Though it would be near impossible to claim any one of Allen’s records as his pièce de résistance, his latest album, Just Like Moby Dick — his first original collection since 2013’s Bottom of the World — may vie for that title. The self-professed “sequel” to LubbockJust Like Moby Dick is an LP full of stunning music crafted by an inimitable cast of characters that make up The Panhandle Mystery Band: Allen’s wife Jo Harvey, Bukka Allen, Kru Allen, Bale Creek Allen, Charlie Sexton (who co-produced with Terry), Shannon McNally, Lloyd Maines, Richard Bowden, Davis McLarty, Glenn Fukunaga, and Brian Standefer.

Though the title may lead you to think this is a concept album of sorts, with Ishmael taking the reins, Allen only uses the story of the white whale as a guiding siren of sorts.
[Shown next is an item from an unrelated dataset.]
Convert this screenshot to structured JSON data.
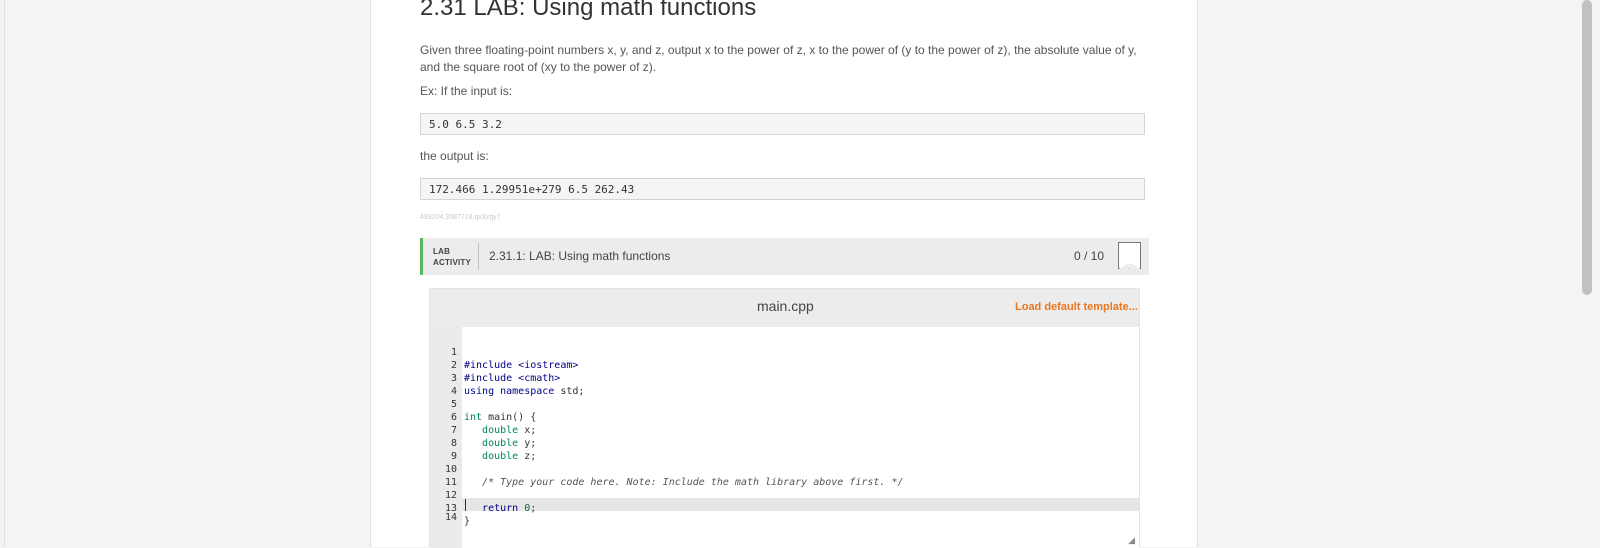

Instead of a voyage on the Pequod, Allen takes his listeners on a journey that covers a lot of ground, from Houdini facing death after life in “Houdini Didn’t Like the Spiritualists” to a town lamenting the loss of its last local dancer in “Death of the Last Stripper.” Allen brings clown-killing vampires into the light on “City of the Vampires” and delivers the storytelling masterpiece “Pirate Jenny,” which serves as a nod to Kurt Weill and Bertolt Brecht’s original of the same name.

But Allen shines like rarely before on the three-part “American Childhood.” In the opening movement, “Civil Defense,” Allen’s narrator urges listeners, “Forget about Jesus, just duck and cover when you see the light,” as he leads them into the unfortunate “Bad Kiss.” The suite concludes with the reversal of one of history’s greatest children’s stories as Allen sings, “Make your body go here, make your body go there. Stripped down naked or maybe underwear, make you do what the good little puppets do. And Geppetto’s nose outgrows Pinocchio’s.”

Author David Dark asserts that apocalyptic speech and imagination “is the place where the future pushes into the present. It’s the breaking in of another dimension, a new wine for which our old wineskins are unprepared.” Allen’s body of work is apocalyptic by the very nature of his words, and Just Like Moby Dick crafts an experience where listeners are welcomed into yet another world of Allen’s design.

“So better break out the bottle, bring on the glass,” he sings at the end of the record, “and fill it up with the good stuff, ’cause everything must pass.” Planet Earth might be unprepared for the good stuff that Terry Allen is offering, but the life-changing reality is his new world is breaking through, whether we’re ready or not.